There may not be anything to be done about it, but as stakeholders continue to grapple with the issue of interoperability, a recurring theme is “why didn’t we deal with this before?”
This software expert, for example, piggybacks off a recent article in the New England Journal of Medicine that discussed the problem of doctors moving to EHRs but doing so within the confines of broader systems that are technologically outdated.
As he begins his own comments, he argues that “The problem is not that engineers don't know how to create the right technology solutions or that we're facing a big governance problem. Rather, the real cross-industry issue is much bigger: Our approach and the methods we have chosen for integration are opaque, decades old, and they reward closed systems.”

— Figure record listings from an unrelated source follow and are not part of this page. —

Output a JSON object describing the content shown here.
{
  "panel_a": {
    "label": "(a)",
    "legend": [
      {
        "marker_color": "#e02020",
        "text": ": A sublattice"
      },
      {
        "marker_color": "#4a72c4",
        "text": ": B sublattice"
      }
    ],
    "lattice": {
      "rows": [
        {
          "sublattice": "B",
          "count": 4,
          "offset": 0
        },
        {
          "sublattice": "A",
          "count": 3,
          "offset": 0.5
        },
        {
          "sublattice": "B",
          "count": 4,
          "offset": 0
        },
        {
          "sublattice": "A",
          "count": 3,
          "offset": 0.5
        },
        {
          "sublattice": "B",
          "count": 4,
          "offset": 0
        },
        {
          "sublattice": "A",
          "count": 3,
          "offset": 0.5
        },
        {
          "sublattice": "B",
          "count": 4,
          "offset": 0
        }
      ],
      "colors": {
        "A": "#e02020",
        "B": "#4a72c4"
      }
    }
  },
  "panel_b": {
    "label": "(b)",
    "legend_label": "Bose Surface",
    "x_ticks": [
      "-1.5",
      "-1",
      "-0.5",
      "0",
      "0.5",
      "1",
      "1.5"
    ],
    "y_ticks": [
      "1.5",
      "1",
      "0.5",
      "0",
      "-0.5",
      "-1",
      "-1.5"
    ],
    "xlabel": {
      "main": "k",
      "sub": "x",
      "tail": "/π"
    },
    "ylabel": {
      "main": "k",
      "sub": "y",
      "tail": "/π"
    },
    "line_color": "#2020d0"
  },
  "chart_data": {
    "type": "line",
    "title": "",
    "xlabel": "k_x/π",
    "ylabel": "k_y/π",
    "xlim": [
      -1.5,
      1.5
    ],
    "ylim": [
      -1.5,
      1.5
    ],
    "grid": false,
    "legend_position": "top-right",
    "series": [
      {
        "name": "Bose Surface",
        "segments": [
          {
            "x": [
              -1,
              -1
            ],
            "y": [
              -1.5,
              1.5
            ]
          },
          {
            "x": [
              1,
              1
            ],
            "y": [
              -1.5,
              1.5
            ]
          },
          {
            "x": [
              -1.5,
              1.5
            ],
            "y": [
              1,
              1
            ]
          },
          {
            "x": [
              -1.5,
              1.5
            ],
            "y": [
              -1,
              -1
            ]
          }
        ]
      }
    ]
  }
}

Soon, he comes to what, in his eyes, is the heart of the problem: “From the 1950s through the mid-1990s, systems integration required every system to know about each other in advance, agree on what data they would share, engage in governance meetings, put memoranda of understanding or contracts in place, and so on. In the age of the web, the approach has changed to one where the owner of the data provides whatever they decide (e.g., through a web server) and whoever wants it can come get it through a secure access method (e.g., through a browser or HTTP client). This kind of revolutionary approach in systems integration is what the health IT and medical device sectors are sorely lacking . . . No amount of government money will solve health IT integration issues so long as our approach is incorrect.”
So what to do about it?
He has a number of suggestions, which we’ll leave readers to ponder on their own. For our purposes and, we’d suggest, for the purposes of policymakers involved in considering how public resources can best be utilized moving forward, we’ll just point out how he sums up both his and the NEJM authors’ perspective.
“Health IT vendors should adapt modern technologies wherever possible,” he quotes the NEJM writers. But then he adds, “I'll go one step further and say that the government's multi-billion-dollar incentives push won't do much if the technical methods and approaches being promoted don't match the commonly accepted, lightweight, and modern approaches mentioned above.”